Ghanaian comedian and actor

Clement Ashiteye, known as Clemento Suarez, is a Ghanaian comedian and actor.

==Early life==
His tertiary education was at the School of Performing Arts at the University of Ghana in Legon where he graduated in 2010.

==Career==
After studying the industry, Clemento Suarez started out his career in 2011 by doing unpaid work. He later decided to become a professional comedian. Clemento has worked with creative directors such as Latif Abubakar, and has featured in the Ghanaian TV series Kejetia vs Makola.
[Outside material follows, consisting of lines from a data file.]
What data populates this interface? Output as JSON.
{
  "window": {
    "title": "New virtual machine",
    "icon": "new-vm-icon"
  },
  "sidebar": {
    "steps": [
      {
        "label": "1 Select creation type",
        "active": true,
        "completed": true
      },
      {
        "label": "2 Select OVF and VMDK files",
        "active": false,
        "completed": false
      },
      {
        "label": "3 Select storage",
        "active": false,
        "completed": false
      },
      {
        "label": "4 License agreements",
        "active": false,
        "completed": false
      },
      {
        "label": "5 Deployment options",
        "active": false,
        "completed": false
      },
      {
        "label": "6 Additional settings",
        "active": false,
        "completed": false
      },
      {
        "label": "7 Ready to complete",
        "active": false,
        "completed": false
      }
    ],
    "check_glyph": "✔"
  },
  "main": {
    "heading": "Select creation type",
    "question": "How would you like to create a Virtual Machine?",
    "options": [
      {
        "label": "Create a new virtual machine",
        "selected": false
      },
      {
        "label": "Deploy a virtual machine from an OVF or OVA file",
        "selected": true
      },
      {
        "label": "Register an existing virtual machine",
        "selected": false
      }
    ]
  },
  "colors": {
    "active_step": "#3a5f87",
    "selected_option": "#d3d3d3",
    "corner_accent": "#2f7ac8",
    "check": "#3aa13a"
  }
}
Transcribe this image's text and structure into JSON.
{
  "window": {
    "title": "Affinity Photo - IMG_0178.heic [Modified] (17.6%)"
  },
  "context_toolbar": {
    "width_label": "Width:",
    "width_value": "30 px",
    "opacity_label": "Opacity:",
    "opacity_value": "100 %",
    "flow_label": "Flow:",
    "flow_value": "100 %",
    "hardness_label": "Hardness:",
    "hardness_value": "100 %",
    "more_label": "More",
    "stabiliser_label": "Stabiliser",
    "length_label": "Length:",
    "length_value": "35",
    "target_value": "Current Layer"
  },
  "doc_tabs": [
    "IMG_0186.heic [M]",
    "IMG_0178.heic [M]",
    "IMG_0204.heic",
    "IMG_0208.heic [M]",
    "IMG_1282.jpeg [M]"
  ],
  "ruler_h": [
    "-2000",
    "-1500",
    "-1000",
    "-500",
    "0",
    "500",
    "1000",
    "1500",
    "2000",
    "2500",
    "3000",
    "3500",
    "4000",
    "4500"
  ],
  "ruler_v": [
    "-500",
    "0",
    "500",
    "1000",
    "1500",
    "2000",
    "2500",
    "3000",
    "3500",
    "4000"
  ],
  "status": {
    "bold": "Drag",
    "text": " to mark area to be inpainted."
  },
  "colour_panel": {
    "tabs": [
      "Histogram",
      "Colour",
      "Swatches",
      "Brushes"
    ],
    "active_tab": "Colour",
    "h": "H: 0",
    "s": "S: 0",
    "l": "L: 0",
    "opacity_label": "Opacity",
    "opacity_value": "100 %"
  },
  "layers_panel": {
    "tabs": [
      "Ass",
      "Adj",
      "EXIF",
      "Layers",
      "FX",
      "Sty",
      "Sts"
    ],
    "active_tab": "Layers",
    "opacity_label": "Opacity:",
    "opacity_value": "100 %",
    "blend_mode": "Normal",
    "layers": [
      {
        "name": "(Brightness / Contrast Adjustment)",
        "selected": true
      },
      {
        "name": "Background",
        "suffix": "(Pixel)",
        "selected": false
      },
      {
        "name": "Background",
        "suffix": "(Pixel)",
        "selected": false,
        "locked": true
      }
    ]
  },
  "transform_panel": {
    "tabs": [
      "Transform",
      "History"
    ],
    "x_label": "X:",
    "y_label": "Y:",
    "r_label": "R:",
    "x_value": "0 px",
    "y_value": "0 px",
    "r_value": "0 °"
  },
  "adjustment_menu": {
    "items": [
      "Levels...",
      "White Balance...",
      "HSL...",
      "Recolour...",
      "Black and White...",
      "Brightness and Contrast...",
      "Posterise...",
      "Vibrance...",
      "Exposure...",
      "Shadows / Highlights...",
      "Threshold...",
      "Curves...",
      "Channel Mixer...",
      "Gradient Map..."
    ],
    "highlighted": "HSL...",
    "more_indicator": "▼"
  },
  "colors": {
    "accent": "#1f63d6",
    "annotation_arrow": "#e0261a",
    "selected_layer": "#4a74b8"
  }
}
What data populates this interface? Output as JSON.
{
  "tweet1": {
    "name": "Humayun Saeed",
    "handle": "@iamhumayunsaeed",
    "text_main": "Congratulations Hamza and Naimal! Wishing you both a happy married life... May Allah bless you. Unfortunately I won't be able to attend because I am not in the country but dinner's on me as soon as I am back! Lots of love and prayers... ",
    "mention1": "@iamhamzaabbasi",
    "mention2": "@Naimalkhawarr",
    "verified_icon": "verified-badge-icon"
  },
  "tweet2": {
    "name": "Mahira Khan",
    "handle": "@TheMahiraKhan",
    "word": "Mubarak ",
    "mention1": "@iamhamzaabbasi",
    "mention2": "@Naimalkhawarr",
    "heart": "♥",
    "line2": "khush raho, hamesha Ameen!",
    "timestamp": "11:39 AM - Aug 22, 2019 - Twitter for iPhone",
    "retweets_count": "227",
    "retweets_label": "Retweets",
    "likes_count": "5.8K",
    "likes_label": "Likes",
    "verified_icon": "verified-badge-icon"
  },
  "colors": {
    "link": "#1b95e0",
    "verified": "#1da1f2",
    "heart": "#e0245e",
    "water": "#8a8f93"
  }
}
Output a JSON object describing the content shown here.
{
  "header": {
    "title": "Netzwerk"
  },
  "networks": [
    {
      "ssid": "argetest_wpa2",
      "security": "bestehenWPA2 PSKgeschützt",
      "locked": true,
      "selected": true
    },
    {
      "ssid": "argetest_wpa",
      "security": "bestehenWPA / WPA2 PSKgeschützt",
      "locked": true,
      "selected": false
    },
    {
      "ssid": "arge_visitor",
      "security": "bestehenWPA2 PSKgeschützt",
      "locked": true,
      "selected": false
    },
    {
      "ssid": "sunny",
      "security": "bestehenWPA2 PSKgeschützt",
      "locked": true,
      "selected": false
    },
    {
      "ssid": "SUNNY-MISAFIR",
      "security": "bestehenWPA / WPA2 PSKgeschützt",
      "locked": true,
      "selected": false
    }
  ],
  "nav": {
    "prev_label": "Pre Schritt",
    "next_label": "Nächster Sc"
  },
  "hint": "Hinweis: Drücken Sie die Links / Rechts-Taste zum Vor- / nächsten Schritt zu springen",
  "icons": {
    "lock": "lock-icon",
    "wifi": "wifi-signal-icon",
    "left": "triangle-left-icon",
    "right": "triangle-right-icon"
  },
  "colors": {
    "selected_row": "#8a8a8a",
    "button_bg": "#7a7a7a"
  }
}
He co-hosted the third edition of the 3Music Awards with O. B. Amponsah which was the first virtual award concert organized in Ghana during lock-down period because of COVID-19. He was named together with Gladys Owiredu by organisers of the Ghana Outstanding Women Awards (GOWA) as hosts of this year's (2021) Ghana Outstanding Women Awards (GOWA) awards ceremony.

==Filmography==
- Gallery of Comedy
- Thank for Idiots
- Romantic Nonsense
- Sweet Dreams & Nightmares
- What Can Come Can Come
- Flagstaff House
- Mallams & Pastors
- I Can't Think Far
- Dinner For Promotion
- Blue Back
- Could This Be Love (2014)
- Prison Graduates
- Ama 2G
- Ladder
- Keteke (2017) as Train Man 2
- Door 2 Door (2017)
- You Play Me
- I Play You
- Bukom
- Upstairs & Downstairs
- The Inspection
- Master and 3 Maids
- Yellow Café and Wofa Kay
- Royal Diadem
- Kejetia vs Makola
- 3 idiots and a wiseman (2019)
- Accra We Dey
- Away Bus (2019)
- Freedom and Justice (2021)

== Awards ==

| Year | Award | Body | Result |
|---|---|---|---|
| 2017 | Best Comic Actor | GH Comedy Awards | Won |
| 2019 | Best Comedian | Fashion & Lifestyle Ghana | Won |
| 2019 | Best Comedian | GH Entertainment Awards USA | Won |
| 2019 | Best Male Comedian | GH Actors & Entertainers Awards | Won |
| 2020 | Man of the Year Entertainment | EMY Awards | Won |
| 2021 | Most Popular Comedian of the Year | 2nd edition of Comedy and Poetry Awards | Won |

== Personal life ==
Clemento Suarez married his long-time girlfriend Sylvia Bioh on 24 October 2020.